### Abstract:

Mathematical sophistication increases rapidly as students transition from lower- to upper-division physics courses. Complex algebra is one of the mathematical tools that is not introduced or used in lower-division physics courses but is pervasive throughout upper-division courses. In this dissertation, I study middle-division physics students' developing fluency with complex number algebra as they transition from lower- to upper-division physics at Oregon State University.
Through a baseline study of students' calculation abilities with simple complex number algebra tasks, I find that there are three general categories of difficulties: performing calculations, switching between forms, and appropriately selecting forms to simplify calculations. There are varying degrees of complex number fluency among middle-division physics students, and that some complex number difficulties persist over time, even into upper-division physics courses.
Difficulties with circle trigonometry are common among middle-division physics students and contribute to students' difficulties in the three general categories. Student entering the junior year exhibit difficulties determining rectangular and polar coordinates, which suggests that distinguishing between triangle and circle trigonometry is difficult for students. Through interviews with seven students, I confirm that the simultaneous use of triangle and circle trigonometry approaches contributes to difficulties determining correct algebraic representations of complex numbers.
Students who choose to isolate approaches---triangle trigonometry, circle trigonometry, Pythagorean theorem, and norm squared---tend to be successful in determining algebraic representations from a geometric representation of a complex number. Isolating an approach requires the coordination of both algebraic and geometric representations of the complex number. The isolation of approach requires that students are able to distinguish between triangle and polar geometry, a productive strategy in translating geometric to algebraic representations.

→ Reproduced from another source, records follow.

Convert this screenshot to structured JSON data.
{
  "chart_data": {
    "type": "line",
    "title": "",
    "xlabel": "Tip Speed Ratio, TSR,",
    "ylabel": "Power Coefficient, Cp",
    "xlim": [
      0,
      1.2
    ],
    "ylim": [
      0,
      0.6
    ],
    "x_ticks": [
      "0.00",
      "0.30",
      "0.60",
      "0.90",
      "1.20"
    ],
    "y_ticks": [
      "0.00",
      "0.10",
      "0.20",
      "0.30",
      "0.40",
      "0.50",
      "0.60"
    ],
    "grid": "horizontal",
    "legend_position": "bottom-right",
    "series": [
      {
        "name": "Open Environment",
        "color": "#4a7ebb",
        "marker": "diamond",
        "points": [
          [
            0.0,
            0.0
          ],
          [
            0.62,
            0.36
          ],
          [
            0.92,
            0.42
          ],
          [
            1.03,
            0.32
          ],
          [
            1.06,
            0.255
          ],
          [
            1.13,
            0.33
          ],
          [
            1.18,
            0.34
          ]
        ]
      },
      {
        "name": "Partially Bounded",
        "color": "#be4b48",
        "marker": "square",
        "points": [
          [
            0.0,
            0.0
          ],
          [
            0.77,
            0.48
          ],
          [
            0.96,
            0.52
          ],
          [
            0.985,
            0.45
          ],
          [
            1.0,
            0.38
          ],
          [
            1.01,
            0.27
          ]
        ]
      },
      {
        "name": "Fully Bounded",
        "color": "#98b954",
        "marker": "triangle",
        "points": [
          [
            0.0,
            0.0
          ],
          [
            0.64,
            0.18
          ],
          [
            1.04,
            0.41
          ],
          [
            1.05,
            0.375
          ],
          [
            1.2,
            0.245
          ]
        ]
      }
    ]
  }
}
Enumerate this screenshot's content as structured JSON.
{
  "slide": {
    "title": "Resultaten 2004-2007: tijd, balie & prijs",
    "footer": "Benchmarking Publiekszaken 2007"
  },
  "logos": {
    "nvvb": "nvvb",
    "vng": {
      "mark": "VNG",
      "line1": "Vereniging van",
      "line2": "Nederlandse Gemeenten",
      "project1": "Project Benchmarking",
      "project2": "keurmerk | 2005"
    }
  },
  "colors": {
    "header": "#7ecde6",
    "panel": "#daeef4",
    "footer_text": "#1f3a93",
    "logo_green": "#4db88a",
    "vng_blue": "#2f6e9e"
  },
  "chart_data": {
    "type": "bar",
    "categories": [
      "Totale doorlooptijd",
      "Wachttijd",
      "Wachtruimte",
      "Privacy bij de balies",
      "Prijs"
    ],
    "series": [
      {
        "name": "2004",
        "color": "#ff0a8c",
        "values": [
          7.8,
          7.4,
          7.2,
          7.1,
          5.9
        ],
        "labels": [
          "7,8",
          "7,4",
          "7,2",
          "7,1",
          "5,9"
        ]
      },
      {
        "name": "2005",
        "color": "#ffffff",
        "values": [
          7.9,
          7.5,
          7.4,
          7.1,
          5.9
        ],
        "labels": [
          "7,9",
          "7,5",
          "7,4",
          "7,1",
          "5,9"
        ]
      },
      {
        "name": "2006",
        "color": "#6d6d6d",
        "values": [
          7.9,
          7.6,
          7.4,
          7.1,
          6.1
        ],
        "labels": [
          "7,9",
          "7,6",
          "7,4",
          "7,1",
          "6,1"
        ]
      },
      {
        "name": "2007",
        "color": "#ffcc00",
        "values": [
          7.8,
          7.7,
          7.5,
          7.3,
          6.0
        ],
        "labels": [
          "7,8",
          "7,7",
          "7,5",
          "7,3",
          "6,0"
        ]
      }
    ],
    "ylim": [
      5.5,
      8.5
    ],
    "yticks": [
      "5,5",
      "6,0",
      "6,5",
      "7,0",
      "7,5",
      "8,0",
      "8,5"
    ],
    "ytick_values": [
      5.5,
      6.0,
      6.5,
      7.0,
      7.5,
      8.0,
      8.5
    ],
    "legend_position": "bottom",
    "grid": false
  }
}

As students translate a geometric complex number representation to several algebraic representations, I identify, describe, and demonstrate students' coordination of four fine grain-size epistemic games. Students' use of the games reflects students' development of problem solving strategies at the middle-division. The goal-oriented games demonstrate essential components of physics problem solving such as recognizing a goal to progress with the task, decisions to narrow the individual's goal, and acknowledgment that a task is complete.